Is Facebook the New Street for Protests in Closed Societies? Azerbaijan's Democracy Movement

By Katrin Verclas | February 27, 2013

Small Photo
Photo

In Azerbaijan elections are looming and the country's citizens are engaged. Facebook is becoming fast one of the major vehicles through which political movements in the country are communicating and organizing.  President Ilham Aliyev is expected to be nominated in the coming weeks as the ruling Yeni Azerbaijan Party’s candidate. Opposition Musavat Party leader Isa Gambar and the jailed Republican Alternative leader Ilgar Mammadov are among his potential challengers. 

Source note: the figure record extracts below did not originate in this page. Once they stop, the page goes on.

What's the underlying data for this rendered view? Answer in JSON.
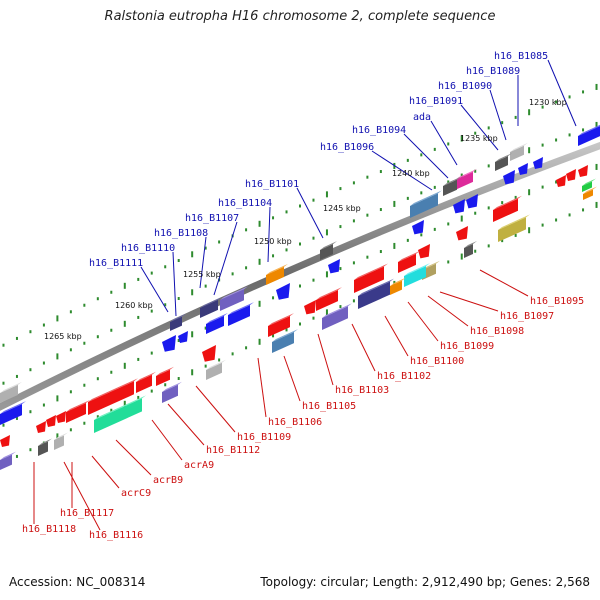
{
  "title": "Ralstonia eutropha H16 chromosome 2, complete sequence",
  "accession_label": "Accession: NC_008314",
  "summary_label": "Topology: circular; Length: 2,912,490 bp; Genes: 2,568",
  "colors": {
    "backbone": "#8a8a8a",
    "tick": "#2e8b2e",
    "forward_label": "#1010b0",
    "reverse_label": "#cc1010",
    "forward_gene": "#1a1aee",
    "reverse_gene": "#ee1111"
  },
  "chart_data": {
    "type": "circular-genome-map",
    "scale_labels": [
      "1230 kbp",
      "1235 kbp",
      "1240 kbp",
      "1245 kbp",
      "1250 kbp",
      "1255 kbp",
      "1260 kbp",
      "1265 kbp"
    ],
    "forward_labels": [
      "h16_B1085",
      "h16_B1089",
      "h16_B1090",
      "h16_B1091",
      "ada",
      "h16_B1094",
      "h16_B1096",
      "h16_B1101",
      "h16_B1104",
      "h16_B1107",
      "h16_B1108",
      "h16_B1110",
      "h16_B1111"
    ],
    "reverse_labels": [
      "h16_B1095",
      "h16_B1097",
      "h16_B1098",
      "h16_B1099",
      "h16_B1100",
      "h16_B1102",
      "h16_B1103",
      "h16_B1105",
      "h16_B1106",
      "h16_B1109",
      "h16_B1112",
      "acrA9",
      "acrB9",
      "acrC9",
      "h16_B1117",
      "h16_B1118",
      "h16_B1116"
    ]
  }
}
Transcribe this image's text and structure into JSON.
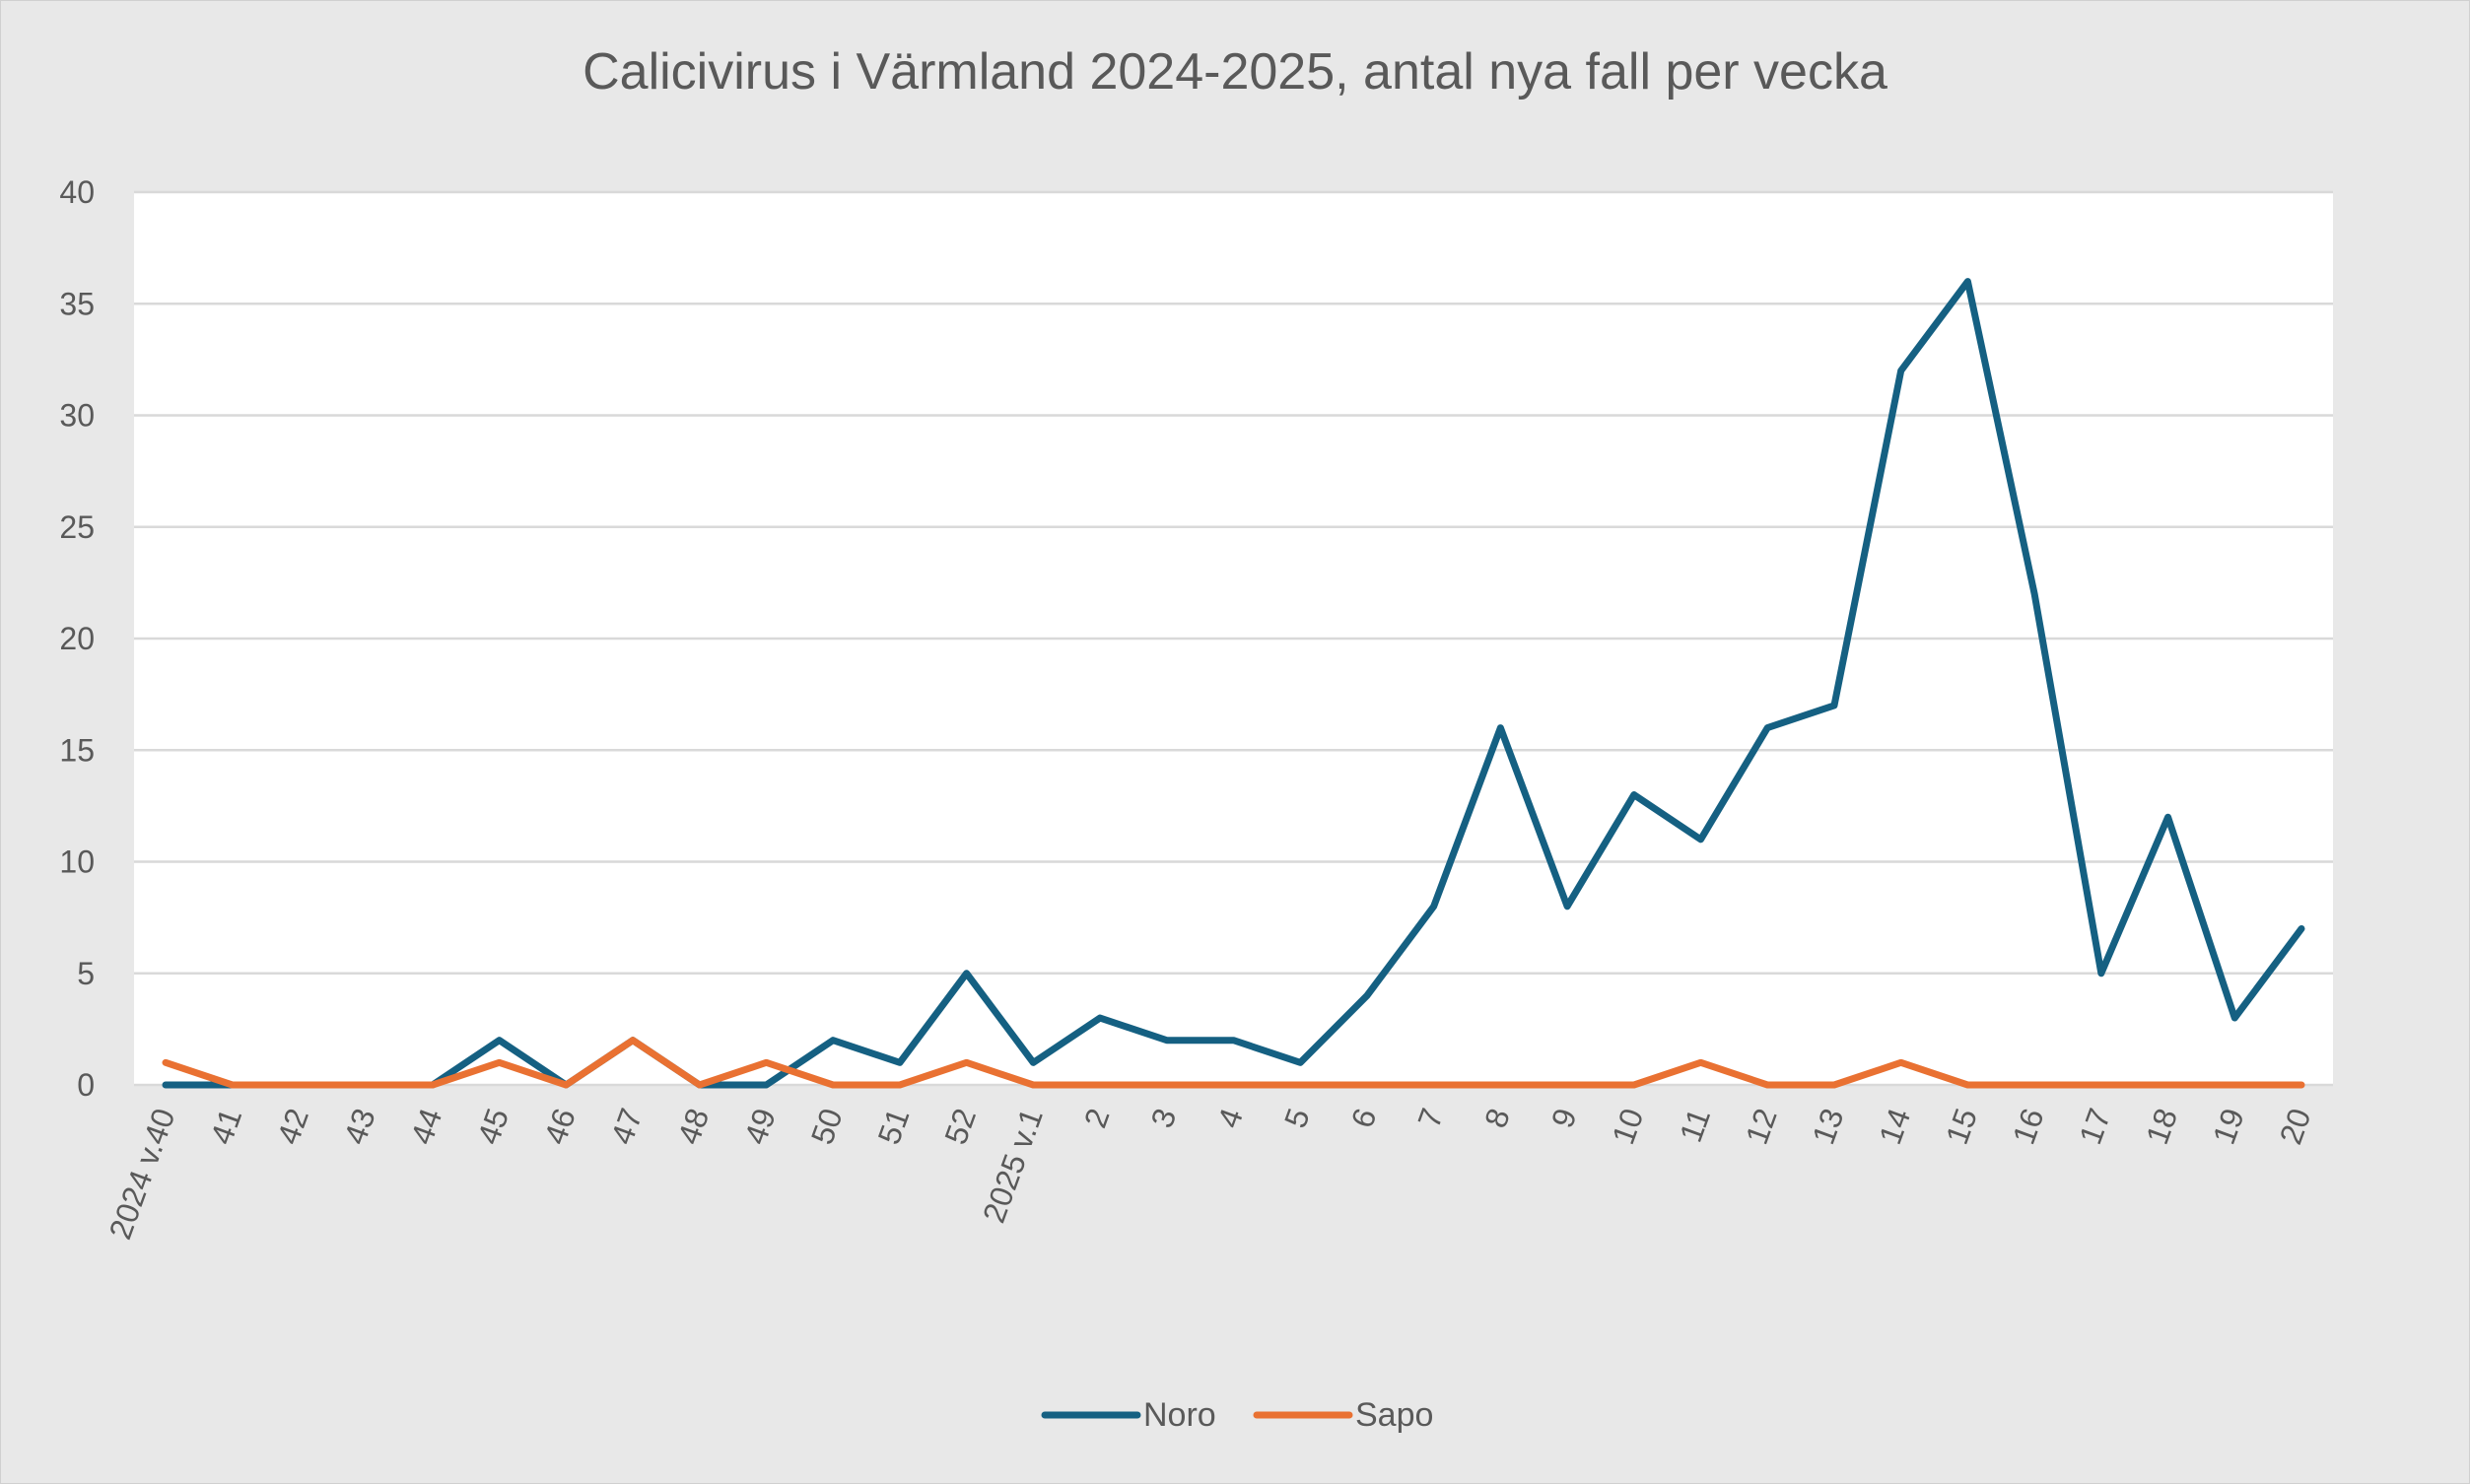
{
  "chart_data": {
    "type": "line",
    "title": "Calicivirus i Värmland 2024-2025, antal nya fall per vecka",
    "xlabel": "",
    "ylabel": "",
    "ylim": [
      0,
      40
    ],
    "yticks": [
      0,
      5,
      10,
      15,
      20,
      25,
      30,
      35,
      40
    ],
    "grid": true,
    "legend_position": "bottom",
    "categories": [
      "2024 v.40",
      "41",
      "42",
      "43",
      "44",
      "45",
      "46",
      "47",
      "48",
      "49",
      "50",
      "51",
      "52",
      "2025 v.1",
      "2",
      "3",
      "4",
      "5",
      "6",
      "7",
      "8",
      "9",
      "10",
      "11",
      "12",
      "13",
      "14",
      "15",
      "16",
      "17",
      "18",
      "19",
      "20"
    ],
    "series": [
      {
        "name": "Noro",
        "color": "#156082",
        "values": [
          0,
          0,
          0,
          0,
          0,
          2,
          0,
          2,
          0,
          0,
          2,
          1,
          5,
          1,
          3,
          2,
          2,
          1,
          4,
          8,
          16,
          8,
          13,
          11,
          16,
          17,
          32,
          36,
          22,
          5,
          12,
          3,
          7
        ]
      },
      {
        "name": "Sapo",
        "color": "#E97132",
        "values": [
          1,
          0,
          0,
          0,
          0,
          1,
          0,
          2,
          0,
          1,
          0,
          0,
          1,
          0,
          0,
          0,
          0,
          0,
          0,
          0,
          0,
          0,
          0,
          1,
          0,
          0,
          1,
          0,
          0,
          0,
          0,
          0,
          0
        ]
      }
    ]
  }
}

While Yeni and Aliyev have built a power base for years, the landscape is changing rapidly, thanks to social media. According to Eurasia Net reporting, the use by citizen gruops of Facebook in particular is growing.

The Internet’s influence was most recently illustrated by a Facebook campaign that led to an unsanctioned rally in Baku in January against police treatment of protesters in the regional town of Ismayilli, and by a similar initiative to pay the fines of those demonstrators arrested. The social network also has been used as an information distribution vehicle about other protests and about a high-profile bribery scandal involving incumbent President Ilham Aliyev’s Yeni Azerbaijan Party.

A “Let’s Collect Five Qapik” campaign, organized via Facebook, Twitter and Internet forums, raised 12,500 manats ($15,930) from “more than 7,000 people” over two weeks to pay fines for those arrested during the Baku demonstration...

According to SocialBakers.com, the number of Facebook users in Azerbaijan is now at over 1 million, by far the largest in the Caucasus and numbers of new users are groing quickly.

The increased interest in Facebook and other social media is in no small part due to the restrictions on street protests this year. Faced with staggering increases in fines for unauthorized demonstrations, Azerbaijani opposition activists see Facebook as a still-available form of communciation and organizing. According to Eurasia Net,

A November 10 amendment to the Law on Freedom of Assembly hiked penalties for participation in unsanctioned protests nearly eighty-fold from a mere seven to 13 manats ($9-$16) to a hefty 500 to 1,000 manats ($637-$1,275).

Those charged with organizing such protests would incur far larger fines: depending on the extent of the individual’s alleged role, the punishment would range from 1,500 to 30,000 manats ($1,900 to $38,265). The average monthly salary in Azerbaijan is currently about 388 ($494) manats. The penalties for organizers represent up to a six-fold increase over earlier fines.

But, as Eurasia Net reporting also points, out, "practically speaking, it is no sure thing that voices of dissent will become bolder online than they are on the streets." Officials already carefully monitor Azerbaijani citizens’ online activities.

And, the official backlash is not far behind, however. According to the Expression Online Coalition in the country, there is concern "over government’s plans to introduce new bill that would grant the government broad new powers to restrict online content, ostensibly to protect children from pornography and other harmful material."  According to EOC, a draft bill is currently being written. 

The Expression Online Coalition is comprised of the Azerbaijani freedom of expression NGOs and experts and led by the Institute for Reporters’ Freedom and Safety (IRFS).

According to IRFS Director Emin Huseynov, in "authoritarian regimes introduction of such restrictive laws is followed by technical censorship of the internet. Often government organizations prepare blacklists of prohibited sites; as a result of it citizens’ access to these sites is blocked." In Russia recently, sites such as YouTube were intermittently blocked under similar legislation.